I’ve always loved the smell of wood smoke. The wildfire has taken that away from me. Arriving back at the Retreat just as the sun ducked behind Greenhorn Mountain, the aroma of a neighbor’s fireplace hit me when I got out of Truck. In the past, that would have struck me as homey and safe, warm and relaxing. Not now. Not anymore.

Now, that scent raises an anxiety and mild panic that I didn’t even know were in me. My response is instinctive, to look around for smoke, to think about getting things out of the house. These feelings are mercifully brief, as rational me steps up to quickly calm instinctive me. But that initial response makes me sad, sad that I’ve lost that comforting association that the smell of smoke used to have for me. At least temporarily.

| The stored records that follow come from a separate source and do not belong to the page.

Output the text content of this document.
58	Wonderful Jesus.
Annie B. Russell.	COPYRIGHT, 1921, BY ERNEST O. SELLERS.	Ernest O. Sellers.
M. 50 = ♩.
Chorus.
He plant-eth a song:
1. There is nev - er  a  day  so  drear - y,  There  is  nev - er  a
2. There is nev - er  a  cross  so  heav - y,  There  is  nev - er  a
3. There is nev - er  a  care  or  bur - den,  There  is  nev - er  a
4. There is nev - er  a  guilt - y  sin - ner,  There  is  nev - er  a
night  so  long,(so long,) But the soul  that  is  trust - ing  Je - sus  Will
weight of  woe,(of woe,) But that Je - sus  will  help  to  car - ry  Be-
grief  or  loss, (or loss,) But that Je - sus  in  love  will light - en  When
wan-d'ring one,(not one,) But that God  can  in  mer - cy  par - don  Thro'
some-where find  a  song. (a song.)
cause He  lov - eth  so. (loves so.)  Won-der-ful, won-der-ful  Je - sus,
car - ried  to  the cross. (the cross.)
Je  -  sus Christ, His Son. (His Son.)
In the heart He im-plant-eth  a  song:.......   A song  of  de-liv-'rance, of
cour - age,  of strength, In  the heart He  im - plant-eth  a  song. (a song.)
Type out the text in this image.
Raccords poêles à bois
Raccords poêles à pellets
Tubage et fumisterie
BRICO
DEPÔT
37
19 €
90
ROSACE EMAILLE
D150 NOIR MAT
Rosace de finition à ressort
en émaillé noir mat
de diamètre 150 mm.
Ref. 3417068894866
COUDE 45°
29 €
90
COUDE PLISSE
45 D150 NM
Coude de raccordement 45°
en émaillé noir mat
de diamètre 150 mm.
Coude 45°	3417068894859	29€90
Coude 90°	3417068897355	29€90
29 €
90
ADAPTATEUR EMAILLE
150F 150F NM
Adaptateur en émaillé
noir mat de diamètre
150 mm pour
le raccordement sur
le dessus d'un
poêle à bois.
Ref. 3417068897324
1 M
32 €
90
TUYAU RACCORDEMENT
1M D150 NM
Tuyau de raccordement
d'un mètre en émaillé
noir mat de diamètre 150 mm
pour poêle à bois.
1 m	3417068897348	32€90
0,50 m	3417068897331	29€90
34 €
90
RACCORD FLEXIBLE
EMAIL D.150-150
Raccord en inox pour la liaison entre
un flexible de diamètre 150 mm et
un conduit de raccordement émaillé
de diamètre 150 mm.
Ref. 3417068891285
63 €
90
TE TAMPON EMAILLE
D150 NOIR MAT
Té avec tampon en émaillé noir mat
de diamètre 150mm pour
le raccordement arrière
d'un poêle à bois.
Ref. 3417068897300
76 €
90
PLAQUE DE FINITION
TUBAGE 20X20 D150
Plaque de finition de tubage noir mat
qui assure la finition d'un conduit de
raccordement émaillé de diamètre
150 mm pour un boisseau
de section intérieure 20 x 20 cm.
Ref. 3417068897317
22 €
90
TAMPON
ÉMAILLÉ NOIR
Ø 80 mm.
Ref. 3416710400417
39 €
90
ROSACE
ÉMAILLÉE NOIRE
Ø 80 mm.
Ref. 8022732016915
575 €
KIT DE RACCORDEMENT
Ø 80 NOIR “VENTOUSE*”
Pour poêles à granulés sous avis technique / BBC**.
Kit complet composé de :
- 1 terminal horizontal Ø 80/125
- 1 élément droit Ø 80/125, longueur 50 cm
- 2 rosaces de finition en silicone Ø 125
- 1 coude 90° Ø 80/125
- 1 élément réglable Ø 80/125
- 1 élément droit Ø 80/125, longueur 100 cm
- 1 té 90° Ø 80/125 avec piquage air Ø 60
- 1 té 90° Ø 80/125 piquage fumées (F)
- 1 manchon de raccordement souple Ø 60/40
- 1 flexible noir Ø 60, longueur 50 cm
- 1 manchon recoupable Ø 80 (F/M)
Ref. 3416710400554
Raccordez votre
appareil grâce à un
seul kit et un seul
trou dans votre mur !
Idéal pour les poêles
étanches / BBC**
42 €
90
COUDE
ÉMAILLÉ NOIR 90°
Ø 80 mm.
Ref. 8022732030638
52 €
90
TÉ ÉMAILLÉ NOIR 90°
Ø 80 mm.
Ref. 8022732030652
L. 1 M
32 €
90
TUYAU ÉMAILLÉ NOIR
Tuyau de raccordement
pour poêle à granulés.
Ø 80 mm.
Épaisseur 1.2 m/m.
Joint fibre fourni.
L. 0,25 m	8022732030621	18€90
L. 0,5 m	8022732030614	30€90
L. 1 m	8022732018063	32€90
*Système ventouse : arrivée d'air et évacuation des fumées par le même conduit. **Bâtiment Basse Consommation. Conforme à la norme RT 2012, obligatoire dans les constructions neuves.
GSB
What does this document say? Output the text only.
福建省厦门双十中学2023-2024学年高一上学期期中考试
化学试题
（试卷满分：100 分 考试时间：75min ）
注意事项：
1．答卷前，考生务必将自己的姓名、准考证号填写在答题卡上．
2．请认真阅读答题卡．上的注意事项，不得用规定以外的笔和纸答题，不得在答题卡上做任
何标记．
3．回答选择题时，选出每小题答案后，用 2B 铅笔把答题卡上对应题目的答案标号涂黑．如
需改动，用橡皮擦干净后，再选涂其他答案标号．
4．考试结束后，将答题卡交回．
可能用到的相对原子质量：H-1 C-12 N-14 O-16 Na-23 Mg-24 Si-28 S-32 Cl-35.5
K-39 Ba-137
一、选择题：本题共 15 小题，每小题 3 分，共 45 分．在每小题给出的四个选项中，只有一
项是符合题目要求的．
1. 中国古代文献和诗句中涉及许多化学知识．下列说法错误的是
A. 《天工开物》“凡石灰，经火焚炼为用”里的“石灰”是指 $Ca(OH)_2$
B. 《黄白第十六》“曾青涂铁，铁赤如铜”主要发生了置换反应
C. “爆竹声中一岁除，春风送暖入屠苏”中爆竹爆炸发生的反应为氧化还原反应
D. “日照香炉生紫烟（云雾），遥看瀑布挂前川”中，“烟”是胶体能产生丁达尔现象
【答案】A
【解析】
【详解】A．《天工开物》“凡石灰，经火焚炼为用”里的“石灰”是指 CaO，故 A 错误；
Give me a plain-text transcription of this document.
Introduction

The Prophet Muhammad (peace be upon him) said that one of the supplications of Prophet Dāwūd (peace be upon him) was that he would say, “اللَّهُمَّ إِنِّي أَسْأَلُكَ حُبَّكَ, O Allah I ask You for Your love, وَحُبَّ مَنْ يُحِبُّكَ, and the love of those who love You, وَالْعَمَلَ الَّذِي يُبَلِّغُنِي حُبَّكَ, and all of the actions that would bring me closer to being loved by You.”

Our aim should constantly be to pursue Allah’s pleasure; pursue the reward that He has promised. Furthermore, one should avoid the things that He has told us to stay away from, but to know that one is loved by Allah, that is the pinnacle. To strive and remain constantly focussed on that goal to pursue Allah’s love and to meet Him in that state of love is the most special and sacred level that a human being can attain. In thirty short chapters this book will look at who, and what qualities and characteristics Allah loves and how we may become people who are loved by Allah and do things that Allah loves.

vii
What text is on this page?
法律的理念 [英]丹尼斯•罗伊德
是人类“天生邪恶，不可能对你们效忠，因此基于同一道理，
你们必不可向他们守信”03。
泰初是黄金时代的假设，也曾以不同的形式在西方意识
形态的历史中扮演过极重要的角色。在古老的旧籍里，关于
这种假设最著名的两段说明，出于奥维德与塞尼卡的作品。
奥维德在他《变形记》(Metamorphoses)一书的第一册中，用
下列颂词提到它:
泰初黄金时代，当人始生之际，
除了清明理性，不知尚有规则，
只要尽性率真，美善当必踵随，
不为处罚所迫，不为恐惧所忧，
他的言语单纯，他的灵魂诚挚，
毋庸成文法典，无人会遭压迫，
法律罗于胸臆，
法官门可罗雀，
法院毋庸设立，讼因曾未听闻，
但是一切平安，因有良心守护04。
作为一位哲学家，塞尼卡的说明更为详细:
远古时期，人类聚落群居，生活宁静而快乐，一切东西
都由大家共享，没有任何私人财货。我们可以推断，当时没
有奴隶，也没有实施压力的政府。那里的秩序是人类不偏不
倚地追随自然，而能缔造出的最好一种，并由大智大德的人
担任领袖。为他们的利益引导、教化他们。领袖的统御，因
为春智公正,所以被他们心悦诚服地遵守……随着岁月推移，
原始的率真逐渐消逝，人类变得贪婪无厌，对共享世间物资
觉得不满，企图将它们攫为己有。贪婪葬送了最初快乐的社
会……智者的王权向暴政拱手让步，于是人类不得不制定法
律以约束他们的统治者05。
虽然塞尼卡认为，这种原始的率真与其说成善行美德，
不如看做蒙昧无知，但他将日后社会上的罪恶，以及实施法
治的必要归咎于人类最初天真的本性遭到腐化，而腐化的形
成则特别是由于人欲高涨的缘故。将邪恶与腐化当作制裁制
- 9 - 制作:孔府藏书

MKL and I have a gas fireplace and a pellet stove in the Retreat. We’ve never used a pellet stove and I find it rather intimidating, so we’ve talked about replacing it with a traditional wood burning fireplace. Now, I’m not sure. Will cinders spark a wildfire? What if the chimney catches fire? Will I feel uneasy about the smoke and flames? Will it stir my living nightmares of the Marshall Fire? Or will it help? Will it help me reconnect with the comfort that a homey fire used to bring me? I can’t say. I guess my feelings are as unpredictable as Fire itself.